My copy of Mapping the Rockumentary: Images of Sound and Fury (Edinburgh University Press, 2021) showed up on our front door last Sunday.

fig. b:  Uli M. Schüppel’s The Road to God Knows Where (1990) as it appears in the opening montage of Iain Forsyth and Jane Pollard’s 20,000 Days on Earth (2014), roughly 12,152 days into the life of Nick Cave

fig. b: Uli M. Schüppel’s The Road to God Knows Where (1990) as it appears in the opening montage of Iain Forsyth and Jane Pollard’s 20,000 Days on Earth (2014), roughly 12,152 days into the life of Nick Cave

This book includes my essay "Minimum and Maximum Rock 'n' Roll: Nick Cave and the Bad Seeds and Rockumentary Form," which deals primarily with two films and two radically different approaches to the popular music documentary: The Road to God Knows Where (1990) and 20,000 Days on Earth (2014). Whereas The Road to God Knows Where can be seen as a ultra-minimalist “anti-rockumentary,” 20,000 Days on Earth is a maximalist meta-documentary, and one of the greatest works of “nonfiction” (the film goes to great lengths to blur the lines between fiction and nonfiction) in the last 20+ years, in my opinion.

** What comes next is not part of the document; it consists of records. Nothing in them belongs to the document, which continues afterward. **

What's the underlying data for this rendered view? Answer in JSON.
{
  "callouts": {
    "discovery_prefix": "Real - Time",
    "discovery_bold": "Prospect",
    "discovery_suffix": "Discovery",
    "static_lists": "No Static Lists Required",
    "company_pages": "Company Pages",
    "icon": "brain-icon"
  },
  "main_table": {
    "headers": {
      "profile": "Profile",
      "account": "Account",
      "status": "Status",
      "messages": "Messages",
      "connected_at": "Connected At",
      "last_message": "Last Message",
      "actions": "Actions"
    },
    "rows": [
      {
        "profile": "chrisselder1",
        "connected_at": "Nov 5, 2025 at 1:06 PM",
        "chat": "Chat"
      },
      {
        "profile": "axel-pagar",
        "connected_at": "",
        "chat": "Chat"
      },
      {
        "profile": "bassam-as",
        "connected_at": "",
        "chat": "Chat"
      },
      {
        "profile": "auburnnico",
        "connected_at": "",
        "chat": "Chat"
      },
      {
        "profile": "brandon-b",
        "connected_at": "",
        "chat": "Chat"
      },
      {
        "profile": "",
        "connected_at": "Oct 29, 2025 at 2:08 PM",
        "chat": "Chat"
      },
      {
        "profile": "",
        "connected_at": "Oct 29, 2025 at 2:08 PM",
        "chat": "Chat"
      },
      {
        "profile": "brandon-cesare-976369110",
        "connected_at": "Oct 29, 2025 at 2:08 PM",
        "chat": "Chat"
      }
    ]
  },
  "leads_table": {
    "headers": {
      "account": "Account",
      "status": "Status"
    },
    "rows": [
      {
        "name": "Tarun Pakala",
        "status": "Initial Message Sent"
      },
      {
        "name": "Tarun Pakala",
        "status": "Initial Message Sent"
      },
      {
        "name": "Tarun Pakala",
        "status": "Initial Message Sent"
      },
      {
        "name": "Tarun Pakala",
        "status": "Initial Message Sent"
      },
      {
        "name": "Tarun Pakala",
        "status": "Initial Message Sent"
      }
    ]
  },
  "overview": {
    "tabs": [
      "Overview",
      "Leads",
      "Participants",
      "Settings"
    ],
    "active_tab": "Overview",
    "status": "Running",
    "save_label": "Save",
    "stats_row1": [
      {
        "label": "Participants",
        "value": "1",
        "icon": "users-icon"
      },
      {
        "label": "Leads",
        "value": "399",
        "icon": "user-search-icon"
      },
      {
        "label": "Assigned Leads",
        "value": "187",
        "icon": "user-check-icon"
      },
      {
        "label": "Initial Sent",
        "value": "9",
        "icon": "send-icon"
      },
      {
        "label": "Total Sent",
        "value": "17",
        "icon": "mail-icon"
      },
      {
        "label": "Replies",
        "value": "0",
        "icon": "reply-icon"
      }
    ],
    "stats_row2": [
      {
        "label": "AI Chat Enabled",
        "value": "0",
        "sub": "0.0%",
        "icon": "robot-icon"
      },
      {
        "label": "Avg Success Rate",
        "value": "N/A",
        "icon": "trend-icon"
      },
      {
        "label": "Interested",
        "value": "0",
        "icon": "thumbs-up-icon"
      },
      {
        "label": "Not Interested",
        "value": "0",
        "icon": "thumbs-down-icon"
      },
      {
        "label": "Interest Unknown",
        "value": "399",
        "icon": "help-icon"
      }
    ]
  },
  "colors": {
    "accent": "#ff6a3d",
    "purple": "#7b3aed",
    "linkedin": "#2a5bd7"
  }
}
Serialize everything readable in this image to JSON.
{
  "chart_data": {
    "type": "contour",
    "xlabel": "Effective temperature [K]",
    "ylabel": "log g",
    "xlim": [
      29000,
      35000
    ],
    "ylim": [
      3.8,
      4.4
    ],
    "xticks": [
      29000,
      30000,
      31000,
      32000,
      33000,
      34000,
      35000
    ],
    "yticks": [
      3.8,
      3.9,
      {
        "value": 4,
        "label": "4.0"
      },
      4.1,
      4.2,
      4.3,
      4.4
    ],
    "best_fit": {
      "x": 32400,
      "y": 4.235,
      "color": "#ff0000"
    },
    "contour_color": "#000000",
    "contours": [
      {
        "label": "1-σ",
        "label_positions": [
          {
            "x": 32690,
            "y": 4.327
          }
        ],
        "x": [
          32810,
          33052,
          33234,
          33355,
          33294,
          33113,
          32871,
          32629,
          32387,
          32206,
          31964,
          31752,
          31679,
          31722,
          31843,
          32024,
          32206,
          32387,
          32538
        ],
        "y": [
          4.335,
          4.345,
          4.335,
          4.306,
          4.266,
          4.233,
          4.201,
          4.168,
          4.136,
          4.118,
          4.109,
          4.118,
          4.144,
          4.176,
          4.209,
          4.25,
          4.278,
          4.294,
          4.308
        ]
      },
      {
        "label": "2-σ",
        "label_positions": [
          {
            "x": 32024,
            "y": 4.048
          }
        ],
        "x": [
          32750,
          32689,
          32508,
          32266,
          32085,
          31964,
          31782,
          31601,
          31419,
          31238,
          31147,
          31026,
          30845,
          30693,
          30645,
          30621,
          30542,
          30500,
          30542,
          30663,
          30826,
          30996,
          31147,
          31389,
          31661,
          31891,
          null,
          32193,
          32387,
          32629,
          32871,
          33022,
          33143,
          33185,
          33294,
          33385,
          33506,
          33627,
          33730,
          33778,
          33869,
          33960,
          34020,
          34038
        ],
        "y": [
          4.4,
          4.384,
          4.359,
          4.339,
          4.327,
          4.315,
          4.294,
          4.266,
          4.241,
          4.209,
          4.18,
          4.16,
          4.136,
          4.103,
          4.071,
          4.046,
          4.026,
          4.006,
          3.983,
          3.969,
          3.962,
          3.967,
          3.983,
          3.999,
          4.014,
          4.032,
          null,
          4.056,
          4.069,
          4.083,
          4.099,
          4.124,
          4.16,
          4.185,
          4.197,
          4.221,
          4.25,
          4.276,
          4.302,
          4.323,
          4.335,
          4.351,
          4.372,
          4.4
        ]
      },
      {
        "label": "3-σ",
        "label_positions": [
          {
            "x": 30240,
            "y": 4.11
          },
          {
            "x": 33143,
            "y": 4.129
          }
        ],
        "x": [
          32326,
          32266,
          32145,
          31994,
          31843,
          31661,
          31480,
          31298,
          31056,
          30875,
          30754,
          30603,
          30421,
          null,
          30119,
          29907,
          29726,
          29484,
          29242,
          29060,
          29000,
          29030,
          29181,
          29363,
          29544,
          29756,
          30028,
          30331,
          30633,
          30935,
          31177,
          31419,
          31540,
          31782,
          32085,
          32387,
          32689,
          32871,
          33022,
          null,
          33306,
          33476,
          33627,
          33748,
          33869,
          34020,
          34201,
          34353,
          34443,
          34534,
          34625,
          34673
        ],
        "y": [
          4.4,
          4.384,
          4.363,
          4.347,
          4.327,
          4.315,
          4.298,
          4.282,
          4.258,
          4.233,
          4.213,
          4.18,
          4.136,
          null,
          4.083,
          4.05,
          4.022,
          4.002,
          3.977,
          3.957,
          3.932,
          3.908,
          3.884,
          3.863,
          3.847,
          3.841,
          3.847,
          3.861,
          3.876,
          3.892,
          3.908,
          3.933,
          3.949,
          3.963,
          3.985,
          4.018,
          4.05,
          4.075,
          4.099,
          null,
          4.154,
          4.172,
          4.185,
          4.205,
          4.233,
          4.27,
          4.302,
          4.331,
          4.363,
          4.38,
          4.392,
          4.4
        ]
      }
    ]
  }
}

There’s lots of great material in this collection, spanning folk, jazz, pop, psych, punk, post-punk, metal, country, indie, K-pop, prog, and, yes, rock, and encompassing a wide variety of perspectives and approaches. It’s a book that aims to vastly expand our understanding of the rockumentary genre, its history, and its potential. All told there are 25 chapters broken up into five categories—histories, gender, aesthetics & politics, counter-cultures, and futures—plus an introduction.

I’d like to thank the editors of this fine book, Gunnar Iversen and Scott MacKenzie, for their vision and diligence. It truly was a pleasure working on this project.